I am currently leaning more in the direction of a boardgame style design (not that it will be played as a boardgame) where each Asset has certain applications (think chess pieces) and can be combined however the recruiter wants. The resulting combination should then be like a machine that performs the task it was designed for (and hopefully succeeds).
One of the core emotional jags that I want to arise through Network play is that the Consultant is using these people. He might convincing them that he is advancing their agenda but his actual interest is in advancing his own. It is quite likely that things will not end well for many of these recruits and that is part of the experience of playing Bandit Country.

*A Future Box is stuffed full of technology and allows for things to be done and discovered without a direct chain of human intervention. We see Future Boxes all the time in film, Jason Bourne consistently befuddles anyone who attempts to use one to engage him. The antihero in the upcoming Watchdogs video games has a cell phone Future Box. The US President and co watched the SEALs kill Bin Laden in one. 

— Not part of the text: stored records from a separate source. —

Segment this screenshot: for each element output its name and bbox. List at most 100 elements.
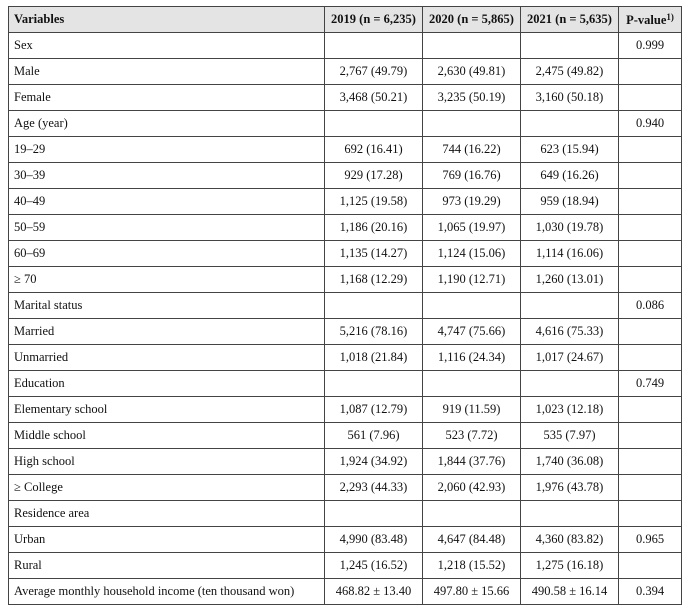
cell: 535 (7.97) <box>520 422 619 449</box>
cell <box>422 32 521 59</box>
cell: 623 (15.94) <box>520 136 619 163</box>
table-row: Average monthly household income (ten th… <box>8 578 682 605</box>
cell <box>618 214 682 241</box>
cell: 2,630 (49.81) <box>422 58 521 85</box>
cell: 959 (18.94) <box>520 188 619 215</box>
cell: 0.086 <box>618 292 682 319</box>
cell: 1,976 (43.78) <box>520 474 619 501</box>
cell <box>422 110 521 137</box>
cell <box>618 136 682 163</box>
row-label: Urban <box>8 526 325 553</box>
row-label: Residence area <box>8 500 325 527</box>
cell <box>422 500 521 527</box>
cell: 4,990 (83.48) <box>324 526 423 553</box>
table-row: 50–59 1,186 (20.16) 1,065 (19.97) 1,030 (19… <box>8 214 682 241</box>
cell: 929 (17.28) <box>324 162 423 189</box>
cell: 0.749 <box>618 370 682 397</box>
table-row: 19–29 692 (16.41) 744 (16.22) 623 (15.94) <box>8 136 682 163</box>
cell: 769 (16.76) <box>422 162 521 189</box>
cell: 1,260 (13.01) <box>520 266 619 293</box>
cell: 4,616 (75.33) <box>520 318 619 345</box>
cell <box>618 240 682 267</box>
cell: 4,360 (83.82) <box>520 526 619 553</box>
cell: 0.394 <box>618 578 682 605</box>
table-row: Male 2,767 (49.79) 2,630 (49.81) 2,475 (49.… <box>8 58 682 85</box>
cell <box>520 292 619 319</box>
cell: 1,218 (15.52) <box>422 552 521 579</box>
row-label: ≥ 70 <box>8 266 325 293</box>
cell: 2,060 (42.93) <box>422 474 521 501</box>
cell: 744 (16.22) <box>422 136 521 163</box>
cell <box>618 58 682 85</box>
cell: 649 (16.26) <box>520 162 619 189</box>
table-row: Urban 4,990 (83.48) 4,647 (84.48) 4,360 (83… <box>8 526 682 553</box>
table-row: Education 0.749 <box>8 370 682 397</box>
row-label: Sex <box>8 32 325 59</box>
cell: 1,186 (20.16) <box>324 214 423 241</box>
row-label: ≥ College <box>8 474 325 501</box>
cell <box>618 266 682 293</box>
cell <box>422 370 521 397</box>
cell <box>618 422 682 449</box>
cell: 2,475 (49.82) <box>520 58 619 85</box>
cell <box>422 292 521 319</box>
cell: 2,293 (44.33) <box>324 474 423 501</box>
cell <box>618 84 682 111</box>
header-row: Variables 2019 (n = 6,235) 2020 (n = 5,865… <box>8 6 682 33</box>
cell <box>618 344 682 371</box>
cell: 468.82 ± 13.40 <box>324 578 423 605</box>
cell <box>618 448 682 475</box>
cell: 1,065 (19.97) <box>422 214 521 241</box>
cell <box>324 32 423 59</box>
table-row: ≥ College 2,293 (44.33) 2,060 (42.93) 1,976… <box>8 474 682 501</box>
cell <box>520 500 619 527</box>
header-cell: 2020 (n = 5,865) <box>422 6 521 33</box>
cell: 919 (11.59) <box>422 396 521 423</box>
row-label: 50–59 <box>8 214 325 241</box>
cell <box>324 110 423 137</box>
cell: 497.80 ± 15.66 <box>422 578 521 605</box>
cell: 2,767 (49.79) <box>324 58 423 85</box>
cell: 1,844 (37.76) <box>422 448 521 475</box>
header-cell: 2021 (n = 5,635) <box>520 6 619 33</box>
cell: 1,245 (16.52) <box>324 552 423 579</box>
row-label: Average monthly household income (ten th… <box>8 578 325 605</box>
cell: 1,135 (14.27) <box>324 240 423 267</box>
table-row: Sex 0.999 <box>8 32 682 59</box>
table-row: Unmarried 1,018 (21.84) 1,116 (24.34) 1,017… <box>8 344 682 371</box>
table-row: Elementary school 1,087 (12.79) 919 (11.59… <box>8 396 682 423</box>
row-label: 19–29 <box>8 136 325 163</box>
row-label: Unmarried <box>8 344 325 371</box>
footnote-marker: 1) <box>666 11 674 22</box>
row-label: Education <box>8 370 325 397</box>
cell <box>618 552 682 579</box>
cell: 0.999 <box>618 32 682 59</box>
cell: 1,116 (24.34) <box>422 344 521 371</box>
cell: 1,023 (12.18) <box>520 396 619 423</box>
cell <box>618 500 682 527</box>
row-label: Rural <box>8 552 325 579</box>
cell: 692 (16.41) <box>324 136 423 163</box>
cell: 1,190 (12.71) <box>422 266 521 293</box>
cell: 1,030 (19.78) <box>520 214 619 241</box>
cell <box>618 318 682 345</box>
table-row: High school 1,924 (34.92) 1,844 (37.76) 1,7… <box>8 448 682 475</box>
table-row: Rural 1,245 (16.52) 1,218 (15.52) 1,275 (16… <box>8 552 682 579</box>
cell <box>618 396 682 423</box>
cell: 0.940 <box>618 110 682 137</box>
cell <box>324 370 423 397</box>
row-label: Marital status <box>8 292 325 319</box>
header-cell: Variables <box>8 6 325 33</box>
table-row: 40–49 1,125 (19.58) 973 (19.29) 959 (18.94) <box>8 188 682 215</box>
header-cell: P-value1) <box>618 6 682 33</box>
cell <box>324 500 423 527</box>
row-label: High school <box>8 448 325 475</box>
cell: 1,114 (16.06) <box>520 240 619 267</box>
cell <box>520 110 619 137</box>
table-row: Female 3,468 (50.21) 3,235 (50.19) 3,160 (5… <box>8 84 682 111</box>
row-label: 30–39 <box>8 162 325 189</box>
cell <box>618 188 682 215</box>
table-row: Age (year) 0.940 <box>8 110 682 137</box>
cell: 523 (7.72) <box>422 422 521 449</box>
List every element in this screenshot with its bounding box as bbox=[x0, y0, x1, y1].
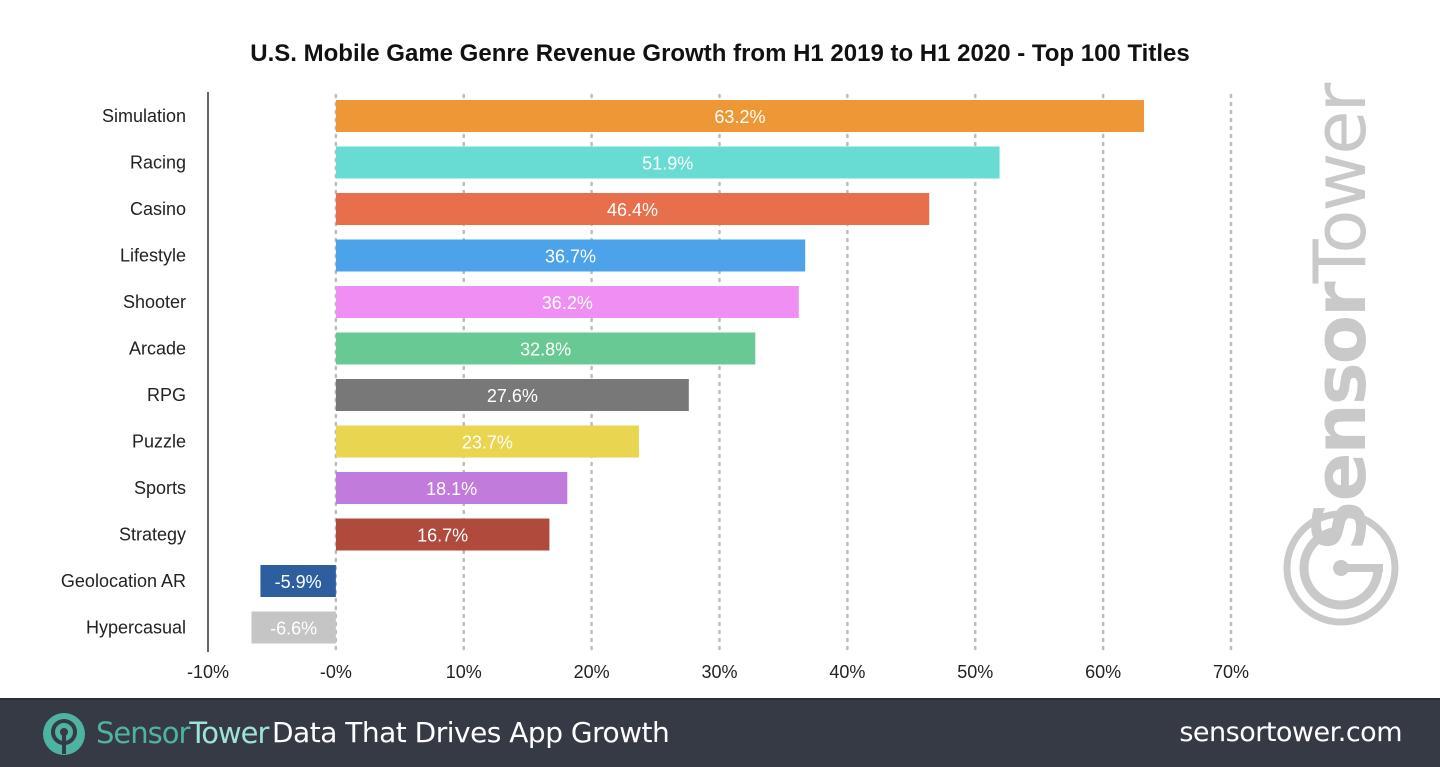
category-label: Lifestyle bbox=[120, 246, 186, 266]
bar bbox=[335, 425, 639, 458]
bar bbox=[335, 379, 689, 411]
data-label: 18.1% bbox=[426, 479, 477, 499]
sensortower-logo-icon bbox=[43, 713, 85, 755]
data-label: 27.6% bbox=[487, 386, 538, 406]
data-label: -6.6% bbox=[270, 619, 317, 639]
data-label: 46.4% bbox=[607, 200, 658, 220]
category-label: Sports bbox=[134, 478, 186, 498]
x-tick-label: 70% bbox=[1213, 662, 1249, 682]
data-label: 32.8% bbox=[520, 340, 571, 360]
bar bbox=[335, 518, 550, 551]
category-label: Geolocation AR bbox=[61, 571, 186, 591]
category-label: Shooter bbox=[123, 292, 186, 312]
bar bbox=[335, 193, 930, 225]
category-label: Racing bbox=[130, 153, 186, 173]
bar bbox=[335, 286, 799, 318]
x-tick-label: 10% bbox=[446, 662, 482, 682]
data-label: 16.7% bbox=[417, 526, 468, 546]
category-label: Hypercasual bbox=[86, 618, 186, 638]
category-label: RPG bbox=[147, 385, 186, 405]
x-tick-label: 60% bbox=[1085, 662, 1121, 682]
footer-url[interactable]: sensortower.com bbox=[1179, 717, 1402, 748]
x-tick-label: 40% bbox=[829, 662, 865, 682]
brand-sensor: Sensor bbox=[96, 716, 190, 750]
category-label: Puzzle bbox=[132, 432, 186, 452]
bar bbox=[335, 472, 568, 504]
data-label: 63.2% bbox=[714, 107, 765, 127]
footer-brand: SensorTower bbox=[96, 716, 269, 750]
bar-chart: -10% -0% 10% 20% 30% 40% 50% 60% 70% Simulation 63… bbox=[61, 92, 1249, 682]
data-label: 23.7% bbox=[462, 433, 513, 453]
bar bbox=[335, 100, 1145, 132]
watermark-logo-icon bbox=[1283, 510, 1399, 626]
bar bbox=[335, 332, 756, 365]
category-label: Casino bbox=[130, 199, 186, 219]
x-tick-label: 20% bbox=[574, 662, 610, 682]
data-label: 36.7% bbox=[545, 247, 596, 267]
x-tick-label: -0% bbox=[320, 662, 352, 682]
category-label: Strategy bbox=[119, 525, 186, 545]
category-label: Simulation bbox=[102, 106, 186, 126]
data-label: 51.9% bbox=[642, 154, 693, 174]
x-tick-label: -10% bbox=[187, 662, 229, 682]
brand-tower: Tower bbox=[189, 716, 269, 750]
bar bbox=[260, 565, 336, 597]
data-label: -5.9% bbox=[275, 572, 322, 592]
category-label: Arcade bbox=[129, 339, 186, 359]
x-tick-label: 50% bbox=[957, 662, 993, 682]
bar bbox=[335, 146, 1000, 179]
data-label: 36.2% bbox=[542, 293, 593, 313]
footer-tagline: Data That Drives App Growth bbox=[272, 716, 670, 749]
bar bbox=[251, 611, 336, 644]
x-tick-label: 30% bbox=[701, 662, 737, 682]
bar bbox=[335, 239, 806, 272]
footer: SensorTower Data That Drives App Growth … bbox=[0, 698, 1440, 767]
chart-title: U.S. Mobile Game Genre Revenue Growth fr… bbox=[250, 40, 1190, 67]
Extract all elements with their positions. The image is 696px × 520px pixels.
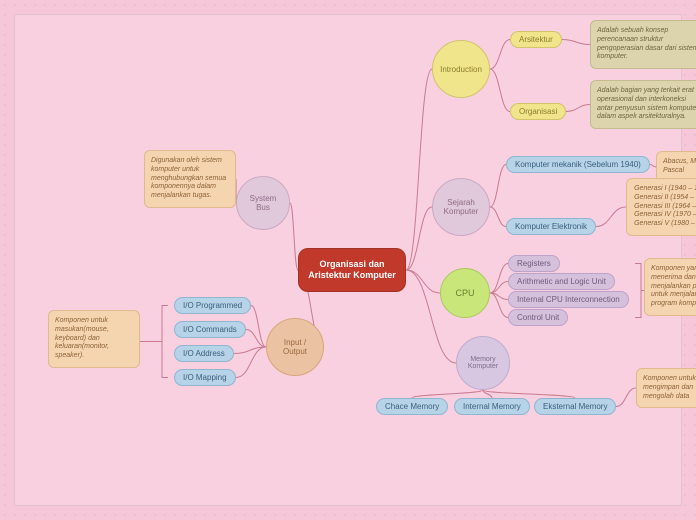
node-cpu[interactable]: CPU xyxy=(440,268,490,318)
node-io[interactable]: Input /Output xyxy=(266,318,324,376)
node-memory[interactable]: MemoryKomputer xyxy=(456,336,510,390)
mindmap-canvas: Organisasi danAristektur Komputer Introd… xyxy=(0,0,696,520)
label: I/O Programmed xyxy=(183,301,242,310)
label: Introduction xyxy=(440,65,482,74)
pill-alu[interactable]: Arithmetic and Logic Unit xyxy=(508,273,615,290)
note-memory: Komponen untuk mengimpan dan mengolah da… xyxy=(636,368,696,408)
label: Input /Output xyxy=(283,338,307,356)
pill-komputer-elektronik[interactable]: Komputer Elektronik xyxy=(506,218,596,235)
text: Komponen yang menerima dan menjalankan p… xyxy=(651,265,696,309)
label: MemoryKomputer xyxy=(468,356,498,370)
label: Arithmetic and Logic Unit xyxy=(517,277,606,286)
label: Chace Memory xyxy=(385,402,439,411)
label: Komputer Elektronik xyxy=(515,222,587,231)
text: Adalah bagian yang terkait erat operasio… xyxy=(597,87,696,122)
label: I/O Mapping xyxy=(183,373,227,382)
text: Adalah sebuah konsep perencanaan struktu… xyxy=(597,27,696,62)
root-node[interactable]: Organisasi danAristektur Komputer xyxy=(298,248,406,292)
note-generasi: Generasi I (1940 – 1953)Generasi II (195… xyxy=(626,178,696,236)
text: Komponen untuk mengimpan dan mengolah da… xyxy=(643,375,696,401)
label: Organisasi xyxy=(519,107,557,116)
label: Control Unit xyxy=(517,313,559,322)
pill-registers[interactable]: Registers xyxy=(508,255,560,272)
pill-io-address[interactable]: I/O Address xyxy=(174,345,234,362)
label: Arsitektur xyxy=(519,35,553,44)
pill-io-mapping[interactable]: I/O Mapping xyxy=(174,369,236,386)
text: Komponen untuk masukan(mouse, keyboard) … xyxy=(55,317,133,361)
label: CPU xyxy=(455,288,474,298)
note-bus: Digunakan oleh sistem komputer untuk men… xyxy=(144,150,236,208)
pill-internal-mem[interactable]: Internal Memory xyxy=(454,398,530,415)
label: Registers xyxy=(517,259,551,268)
pill-chace[interactable]: Chace Memory xyxy=(376,398,448,415)
pill-internal-cpu[interactable]: Internal CPU Interconnection xyxy=(508,291,629,308)
note-io: Komponen untuk masukan(mouse, keyboard) … xyxy=(48,310,140,368)
text: Digunakan oleh sistem komputer untuk men… xyxy=(151,157,229,201)
pill-komputer-mekanik[interactable]: Komputer mekanik (Sebelum 1940) xyxy=(506,156,650,173)
pill-io-programmed[interactable]: I/O Programmed xyxy=(174,297,251,314)
node-system-bus[interactable]: SystemBus xyxy=(236,176,290,230)
pill-eksternal-mem[interactable]: Eksternal Memory xyxy=(534,398,616,415)
label: Eksternal Memory xyxy=(543,402,607,411)
label: SejarahKomputer xyxy=(444,198,479,216)
node-introduction[interactable]: Introduction xyxy=(432,40,490,98)
pill-control-unit[interactable]: Control Unit xyxy=(508,309,568,326)
text: Abacus, Mesin Pascal xyxy=(663,158,696,176)
note-arsitektur: Adalah sebuah konsep perencanaan struktu… xyxy=(590,20,696,69)
note-cpu: Komponen yang menerima dan menjalankan p… xyxy=(644,258,696,316)
node-sejarah[interactable]: SejarahKomputer xyxy=(432,178,490,236)
label: SystemBus xyxy=(250,194,277,212)
label: I/O Commands xyxy=(183,325,237,334)
label: Internal Memory xyxy=(463,402,521,411)
note-organisasi: Adalah bagian yang terkait erat operasio… xyxy=(590,80,696,129)
pill-arsitektur[interactable]: Arsitektur xyxy=(510,31,562,48)
label: Komputer mekanik (Sebelum 1940) xyxy=(515,160,641,169)
label: Internal CPU Interconnection xyxy=(517,295,620,304)
label: I/O Address xyxy=(183,349,225,358)
root-label: Organisasi danAristektur Komputer xyxy=(308,259,396,281)
text: Generasi I (1940 – 1953)Generasi II (195… xyxy=(634,185,696,229)
pill-io-commands[interactable]: I/O Commands xyxy=(174,321,246,338)
pill-organisasi[interactable]: Organisasi xyxy=(510,103,566,120)
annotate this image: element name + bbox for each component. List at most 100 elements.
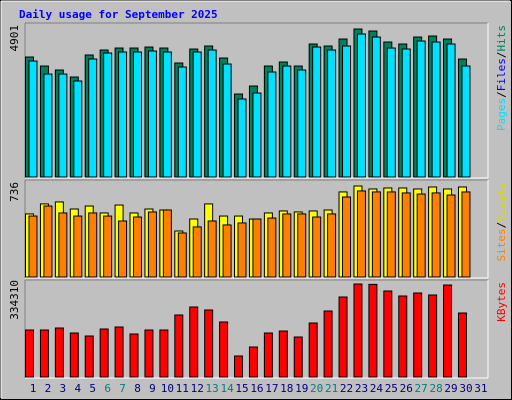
- bar: [446, 43, 456, 178]
- bar: [69, 332, 79, 378]
- legend: Sites/Visits: [495, 182, 508, 262]
- bar: [308, 322, 318, 378]
- bar: [84, 335, 94, 378]
- y-tick-label: 334310: [8, 280, 21, 320]
- bar: [129, 333, 139, 378]
- bar: [133, 51, 143, 178]
- bar: [443, 284, 453, 378]
- x-tick-label: 15: [235, 382, 248, 395]
- x-tick-label: 1: [30, 382, 37, 395]
- bar: [219, 321, 229, 378]
- bar: [237, 98, 247, 178]
- bar: [401, 192, 411, 278]
- bar: [43, 73, 53, 178]
- bar: [162, 209, 172, 278]
- bar: [386, 191, 396, 278]
- x-tick-label: 23: [355, 382, 368, 395]
- legend-separator: /: [495, 91, 508, 98]
- bar: [54, 327, 64, 378]
- legend: KBytes: [495, 282, 508, 322]
- bar: [73, 80, 83, 178]
- bar: [263, 332, 273, 378]
- bar: [174, 314, 184, 378]
- bar: [416, 40, 426, 178]
- bar: [312, 216, 322, 278]
- bar: [114, 326, 124, 378]
- bar: [192, 51, 202, 178]
- bar: [144, 329, 154, 378]
- bar: [237, 222, 247, 278]
- x-tick-label: 12: [191, 382, 204, 395]
- bar: [147, 211, 157, 278]
- bar: [327, 213, 337, 278]
- bar: [39, 329, 49, 378]
- bar: [28, 215, 38, 278]
- bar: [234, 355, 244, 378]
- x-tick-label: 17: [265, 382, 278, 395]
- x-tick-label: 2: [45, 382, 52, 395]
- bar: [267, 71, 277, 178]
- chart-title: Daily usage for September 2025: [19, 8, 218, 21]
- x-tick-label: 13: [206, 382, 219, 395]
- x-tick-label: 29: [444, 382, 457, 395]
- x-tick-label: 21: [325, 382, 338, 395]
- bar: [356, 190, 366, 278]
- bar: [222, 224, 232, 278]
- bar: [103, 215, 113, 278]
- bar: [25, 329, 34, 378]
- bar: [371, 36, 381, 178]
- legend-entry: Sites: [495, 228, 508, 261]
- x-tick-label: 10: [161, 382, 174, 395]
- legend-entry: Hits: [495, 25, 508, 52]
- x-tick-label: 6: [104, 382, 111, 395]
- bar: [398, 295, 408, 378]
- legend-separator: /: [495, 52, 508, 59]
- bar: [461, 65, 471, 178]
- bar: [413, 292, 423, 378]
- legend: Pages/Files/Hits: [495, 25, 508, 131]
- bar: [293, 336, 303, 378]
- y-tick-label: 4901: [8, 25, 21, 52]
- bar: [28, 60, 38, 178]
- bar: [267, 217, 277, 278]
- bar: [297, 213, 307, 278]
- bar: [159, 329, 169, 378]
- x-tick-label: 16: [250, 382, 263, 395]
- bar: [342, 196, 352, 278]
- bar: [431, 192, 441, 278]
- bar: [356, 33, 366, 178]
- bar: [371, 191, 381, 278]
- x-tick-label: 24: [370, 382, 384, 395]
- bar: [457, 312, 467, 378]
- bar: [278, 330, 288, 378]
- bar: [204, 309, 214, 378]
- x-tick-label: 11: [176, 382, 189, 395]
- legend-entry: Pages: [495, 98, 508, 131]
- bar: [222, 63, 232, 178]
- x-tick-label: 31: [474, 382, 487, 395]
- bar: [103, 52, 113, 178]
- bar: [99, 328, 109, 378]
- bar: [297, 69, 307, 178]
- x-tick-label: 27: [415, 382, 428, 395]
- x-tick-label: 4: [74, 382, 81, 395]
- bar: [383, 290, 393, 378]
- bar: [282, 65, 292, 178]
- bar: [58, 212, 68, 278]
- x-tick-label: 3: [60, 382, 67, 395]
- bar: [147, 50, 157, 178]
- x-tick-label: 28: [429, 382, 442, 395]
- bar: [368, 283, 378, 378]
- legend-separator: /: [495, 222, 508, 229]
- bar: [118, 51, 128, 178]
- bar: [252, 218, 262, 278]
- bar: [312, 46, 322, 178]
- x-tick-label: 14: [220, 382, 234, 395]
- x-tick-label: 18: [280, 382, 293, 395]
- x-tick-label: 22: [340, 382, 353, 395]
- bar: [282, 213, 292, 278]
- bar: [431, 41, 441, 178]
- x-tick-label: 7: [119, 382, 126, 395]
- bar: [133, 216, 143, 278]
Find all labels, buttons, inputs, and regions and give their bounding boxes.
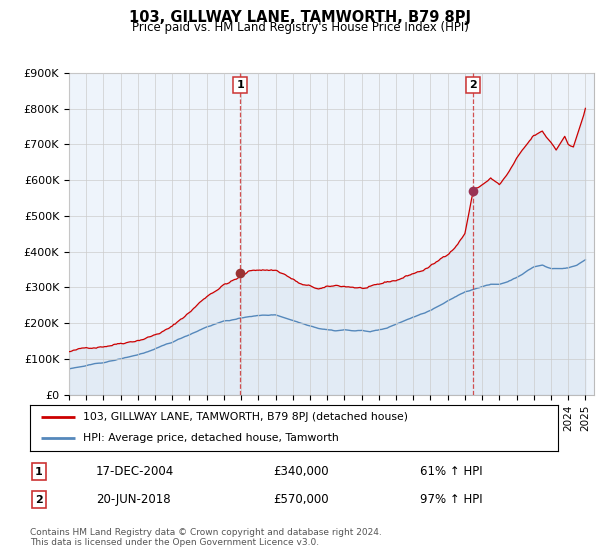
Text: 61% ↑ HPI: 61% ↑ HPI	[420, 465, 482, 478]
Text: 97% ↑ HPI: 97% ↑ HPI	[420, 493, 482, 506]
Text: 2: 2	[35, 494, 43, 505]
Text: 103, GILLWAY LANE, TAMWORTH, B79 8PJ (detached house): 103, GILLWAY LANE, TAMWORTH, B79 8PJ (de…	[83, 412, 408, 422]
Text: Contains HM Land Registry data © Crown copyright and database right 2024.
This d: Contains HM Land Registry data © Crown c…	[30, 528, 382, 547]
Text: £340,000: £340,000	[273, 465, 329, 478]
Text: HPI: Average price, detached house, Tamworth: HPI: Average price, detached house, Tamw…	[83, 433, 338, 444]
Text: 1: 1	[236, 80, 244, 90]
Text: £570,000: £570,000	[273, 493, 329, 506]
Text: 20-JUN-2018: 20-JUN-2018	[96, 493, 170, 506]
Text: 2: 2	[469, 80, 476, 90]
Text: Price paid vs. HM Land Registry's House Price Index (HPI): Price paid vs. HM Land Registry's House …	[131, 21, 469, 34]
Text: 103, GILLWAY LANE, TAMWORTH, B79 8PJ: 103, GILLWAY LANE, TAMWORTH, B79 8PJ	[129, 10, 471, 25]
Text: 1: 1	[35, 466, 43, 477]
Text: 17-DEC-2004: 17-DEC-2004	[96, 465, 174, 478]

Future Boxes are anathema to Bandit Country. The only way to really know what happened is to find out who was there and the only way to do that is to recruit someone to find them. If a consultant wants to have access to the tools of the First World's military and espionage communities, a stupendously risky thing to want, they will have to recruit someone to get that access. Bandit Country makes a story out of the hard road and will never give a Consultant the keys to a Future Box.